New funding models could change the dominance of major platforms. New gaming models could change the way we play. And new revenue models could change the way value is accrued across the industry.
All of which means that major investors are taking an even closer look at gaming, and the potential impact of blockchain technology, than ever before.
How a digital and connected world changed entertainment forever
Digital technologies changed how music and film could be produced. The internet changed how they could be distributed. For both forms of entertainment, technological changes made it cheaper to produce and easier for independent artists to distribute.
Those same changes, however, had the opposite impact on the gaming industry. With consumer demand for enhanced graphics, audio quality and internet-based multiplayer capabilities, the cost of producing video games has exploded.
Budgets for game development and marketing for so-called triple-A games — those with large budgets and heavy development — are now Hollywood blockbuster-esque. Activision’s Call of Duty: Modern Warfare 2 cost around $50 million to produce and had a marketing budget in the order of $200 million.
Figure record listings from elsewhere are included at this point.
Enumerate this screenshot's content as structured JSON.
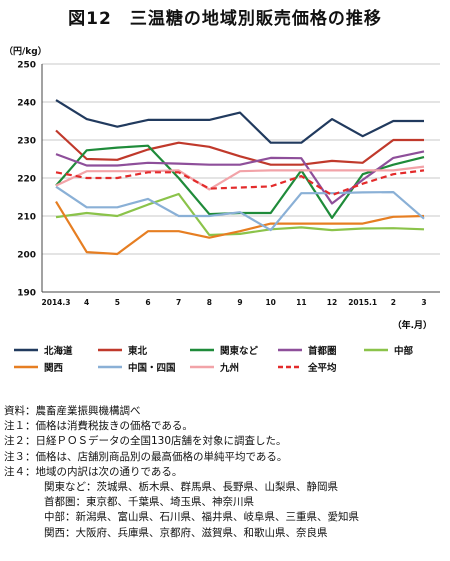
{
  "figure": {
    "title": "図12　三温糖の地域別販売価格の推移"
  },
  "chart_data": {
    "type": "line",
    "title": "",
    "ylabel": "（円/kg）",
    "xlabel": "（年.月）",
    "ylim": [
      190,
      250
    ],
    "yticks": [
      190,
      200,
      210,
      220,
      230,
      240,
      250
    ],
    "grid": true,
    "legend_position": "bottom",
    "categories": [
      "2014.3",
      "4",
      "5",
      "6",
      "7",
      "8",
      "9",
      "10",
      "11",
      "12",
      "2015.1",
      "2",
      "3"
    ],
    "series": [
      {
        "name": "北海道",
        "color": "#213a5e",
        "dash": false,
        "values": [
          240.5,
          235.5,
          233.5,
          235.3,
          235.3,
          235.3,
          237.2,
          229.3,
          229.3,
          235.5,
          231.0,
          235.0,
          235.0
        ]
      },
      {
        "name": "東北",
        "color": "#c0392b",
        "dash": false,
        "values": [
          232.5,
          225.0,
          224.8,
          227.5,
          229.3,
          228.2,
          225.7,
          223.5,
          223.5,
          224.5,
          224.0,
          230.0,
          230.0
        ]
      },
      {
        "name": "関東など",
        "color": "#1f8b3a",
        "dash": false,
        "values": [
          218.0,
          227.3,
          228.0,
          228.5,
          220.0,
          210.5,
          210.8,
          210.8,
          222.0,
          209.5,
          221.0,
          223.5,
          225.5
        ]
      },
      {
        "name": "首都圏",
        "color": "#8e4f9a",
        "dash": false,
        "values": [
          226.3,
          223.3,
          223.3,
          224.0,
          223.8,
          223.5,
          223.5,
          225.3,
          225.2,
          213.3,
          219.5,
          225.3,
          227.0
        ]
      },
      {
        "name": "中部",
        "color": "#8bc34a",
        "dash": false,
        "values": [
          209.7,
          210.8,
          210.0,
          213.0,
          215.8,
          205.0,
          205.3,
          206.5,
          207.0,
          206.3,
          206.7,
          206.8,
          206.5
        ]
      },
      {
        "name": "関西",
        "color": "#e67e22",
        "dash": false,
        "values": [
          213.8,
          200.5,
          200.0,
          206.0,
          206.0,
          204.3,
          206.0,
          208.0,
          208.0,
          208.0,
          208.0,
          209.8,
          210.0
        ]
      },
      {
        "name": "中国・四国",
        "color": "#8ab0d6",
        "dash": false,
        "values": [
          217.7,
          212.3,
          212.3,
          214.5,
          210.0,
          210.0,
          211.0,
          206.3,
          216.0,
          216.0,
          216.2,
          216.3,
          209.3
        ]
      },
      {
        "name": "九州",
        "color": "#f2a3a8",
        "dash": false,
        "values": [
          218.0,
          221.8,
          221.8,
          221.8,
          222.0,
          217.0,
          221.8,
          222.0,
          222.0,
          222.0,
          222.0,
          222.0,
          223.0
        ]
      },
      {
        "name": "全平均",
        "color": "#e32b2b",
        "dash": true,
        "values": [
          221.5,
          220.0,
          220.0,
          221.5,
          221.5,
          217.2,
          217.5,
          217.8,
          220.5,
          215.5,
          218.5,
          221.0,
          222.0
        ]
      }
    ]
  },
  "notes": {
    "source": "資料：農畜産業振興機構調べ",
    "note1": "注１：価格は消費税抜きの価格である。",
    "note2": "注２：日経ＰＯＳデータの全国130店舗を対象に調査した。",
    "note3": "注３：価格は、店舗別商品別の最高価格の単純平均である。",
    "note4": "注４：地域の内訳は次の通りである。",
    "kanto": "関東など：茨城県、栃木県、群馬県、長野県、山梨県、静岡県",
    "shutoken": "首都圏：東京都、千葉県、埼玉県、神奈川県",
    "chubu": "中部：新潟県、富山県、石川県、福井県、岐阜県、三重県、愛知県",
    "kansai": "関西：大阪府、兵庫県、京都府、滋賀県、和歌山県、奈良県"
  }
}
The most expensive game ever created, Rockstar North’s 2013 Grand Theft Auto 5, was developed for a staggering $137 million, with only slightly less spent on marketing and release costs. At today’s prices, that puts the total just shy of a total of $300 million.
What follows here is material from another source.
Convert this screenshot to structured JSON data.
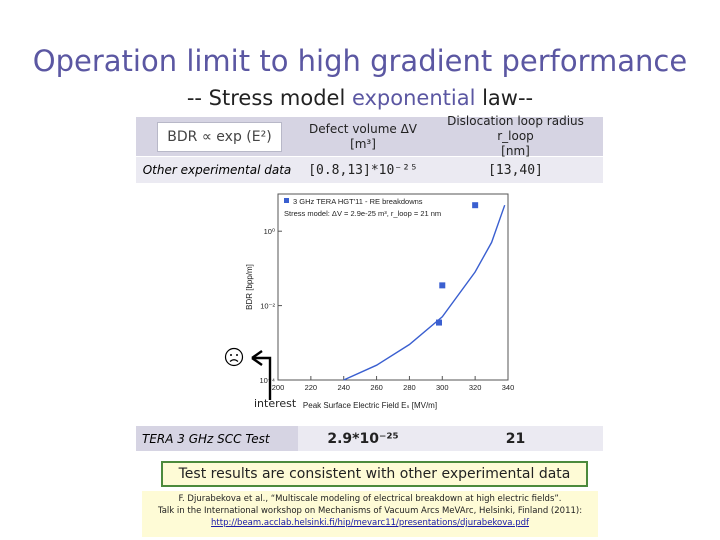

By 2018, there had been 18 games created for a total cost of at least $100 million, with Rockstar, Activision, Microsoft Studios, and Sony featuring prominently on that list of primarily franchise games.
The high upfront costs and long lead times to produce games creates risks for game creators, meaning large developers and publishers have grown to dominate the industry, as startups seek out investors in an effort to compete.
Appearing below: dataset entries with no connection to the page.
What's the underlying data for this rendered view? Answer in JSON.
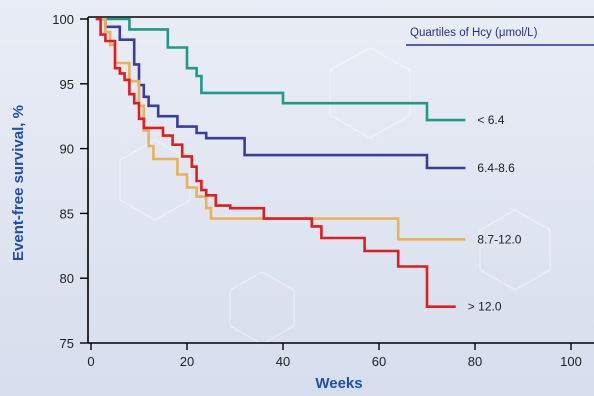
{
  "chart_data": {
    "type": "line",
    "title": "",
    "xlabel": "Weeks",
    "ylabel": "Event-free survival, %",
    "xlim": [
      0,
      100
    ],
    "ylim": [
      75,
      100
    ],
    "xticks": [
      0,
      20,
      40,
      60,
      80,
      100
    ],
    "yticks": [
      75,
      80,
      85,
      90,
      95,
      100
    ],
    "grid": false,
    "legend": {
      "title": "Quartiles of Hcy (μmol/L)",
      "placement": "top-right"
    },
    "series": [
      {
        "name": "< 6.4",
        "color": "#1e9a86",
        "x": [
          1,
          7,
          8,
          12,
          16,
          18,
          20,
          21,
          22,
          23,
          40,
          64,
          70,
          78
        ],
        "y": [
          100,
          100,
          99.2,
          99.2,
          97.8,
          97.8,
          96.2,
          96.2,
          95.6,
          94.3,
          93.5,
          93.5,
          92.2,
          92.2
        ]
      },
      {
        "name": "6.4-8.6",
        "color": "#3a3d9c",
        "x": [
          1,
          3,
          5,
          6,
          8,
          9,
          10,
          11,
          12,
          14,
          16,
          18,
          20,
          22,
          24,
          32,
          66,
          70,
          78
        ],
        "y": [
          100,
          99.4,
          99.4,
          98.4,
          98.4,
          96.5,
          94.9,
          94.0,
          93.3,
          92.5,
          92.5,
          91.7,
          91.7,
          91.2,
          90.8,
          89.5,
          89.5,
          88.5,
          88.5
        ]
      },
      {
        "name": "8.7-12.0",
        "color": "#e8b258",
        "x": [
          1,
          3,
          4,
          5,
          7,
          8,
          9,
          10,
          11,
          12,
          13,
          16,
          18,
          19,
          20,
          22,
          24,
          25,
          64,
          78
        ],
        "y": [
          100,
          99.0,
          98.0,
          96.6,
          96.6,
          95.2,
          95.2,
          93.3,
          91.4,
          90.2,
          89.2,
          89.2,
          88.0,
          88.0,
          87.0,
          86.3,
          85.4,
          84.6,
          83.0,
          83.0
        ]
      },
      {
        "name": "> 12.0",
        "color": "#e11d1d",
        "x": [
          1,
          2,
          3,
          4,
          5,
          6,
          7,
          8,
          9,
          10,
          11,
          13,
          15,
          17,
          19,
          21,
          22,
          23,
          24,
          26,
          29,
          36,
          46,
          48,
          57,
          64,
          68,
          70,
          76
        ],
        "y": [
          100,
          98.8,
          98.3,
          98.3,
          96.2,
          95.8,
          95.3,
          94.2,
          93.5,
          92.3,
          91.6,
          91.6,
          91.0,
          90.3,
          89.4,
          88.6,
          87.5,
          86.8,
          86.4,
          85.6,
          85.4,
          84.6,
          84.0,
          83.1,
          82.1,
          80.9,
          80.9,
          77.8,
          77.8
        ]
      }
    ]
  }
}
While the high profile games garner a lot of the media attention, the industry should very much be considered as structured along more bipolar lines: indie games and triple-A games. And it is indie games that are attracting venture capital.
Blockchain has created a new funding model for games, with the ability for developers to create tokens that work across games. Block Bastards, creators of the in-beta BLOX game will be using their token, QUDO, to fund the 18-month development costs and to reward players. BLOX will run on the Telos network and, in a revenue-sharing style arrangement, players and games earn 90% of Qudo tokens generated and the company and any founding partners 10%.
Diogo Abreu, Marketeer/Product Evangelist at Block Bastards explains:
“QUDO is a blockchain-based service for games which rewards players for their activity and performance with a coin called QUDO. These QUDO tokens aim to be widely used within the industry, allowing game developers and players to generate purchasing power, without the need for in-game advertisements, while giving them the tools to empower their games’ visibility. Blox uses QUDO, like any other game can do… QUDO is… open for every game developer that would like to integrate this technology into their game.”
However, only a handful of indie blockchain game developers have been able to attract venture capital. William Quigley of WAX, the Worldwide Asset eXchange that bridges the physical gaps between “collectors and traders, buyers and sellers, creators and gamers, merchants, dApp creators, and game developers” says that:
“Indie games are funded the same way all other start-ups are funded… through a combination of personal savings, friends and family, angel investors and, in rare situations, venture capital. The personal capital of the founders is by far the number one source of funding video games.”
The failure rate of new games is high, so VC funds look for a 10x return from pre-release video games, much as they would any other startup. As Quigley pointed out:
“An investor needs to see this level of potential upside in order to offset the strong likelihood that the video game will not succeed.”